Wednesday, August 10, 2005
Tristan Prettyman's debut CD is like a cool breeze on a lazy summer's day. Her voice doesn't have great range but it has remarkable expressiveness; if pressed, I would say that her music something like a sprightly, very appealing, blending of Norah Jones, Jack Johnson, and Edie Brickell. But, that said, her voice is her own and wonderful enough at that.
Her tunes...love songs for hopeful romantics still free from cynicism about affairs of the heart... lope along pleasingly, anchored by shimmering acoustic guitars and her heartfelt vocals. She is equally at home on the midtempo songs that dominate the disc and on the ballads interspersed along the way.
From the summer pop swing of the opening "Love Love Love" to the beguiling lilt of "Shy That Way" (a duet with Jason Mraz)...from the subtly humid longing of "Electric" to the soft sway of the closing "Simple as it Should Be" (with some tasty harmonica work by G. Love)...Prettyman offers a solid collection of pretty and pure pop songs (and what more could you ask than that? :-)
Saturday, August 06, 2005
Anyone who is now...or has ever been...a fan of the Rolling Stones can point to an album when they decided that the band had "jumped the shark". Where they say, with both sadness and resignation, that every Stones album since (fill in the blank) has been...oh let's be charitable and say "uneven". For me that album was Some Girls way back in '78. Since then, their albums have been mixed bags...flashes of brilliance surrounded by lots of lazy dross. They turned from a great album band to a good singles band. And so when the Stones decide it's time to churn out a new record and hit the road to fatten up their coffers, it's not something that brings the anticipation it once might have.

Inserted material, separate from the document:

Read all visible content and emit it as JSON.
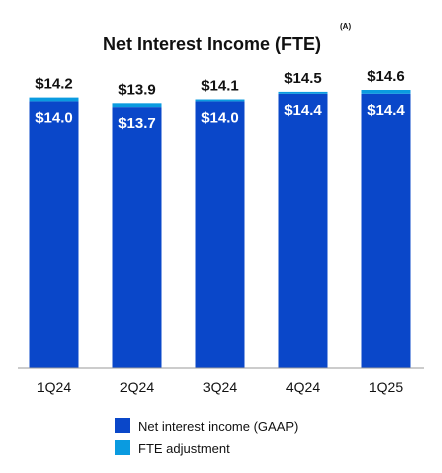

The announcement of their upcoming disc...A Bigger Bang...barely registered with me so when three "singles" were released online (Real.com, iTunes.com) I listened to them not expecting that much. I was pleasantly surprised...though, that said, I remain cautious (they've suckered me in before :-)
The three songs are all different styles but they all show the old dogs in fine form...playing like the music really matters. "Rough Justice" is a balls-to-the-walls rocker that harkens back to the Sticky Fingers/Exile on Main Street era. "Streets of Love", an earnest power ballad, has a great vocal by Mick Jagger and a nimble solo by Keith Richards. "Back of my Hand" is a swampy blues number that works despite some awkward lyrical passages.
Three songs do not a great album make...one presumes they're putting their best foot forward with the release of these tunes...but it makes me more interested in hearing A Bigger Bang than I would have been otherwise. We shall see.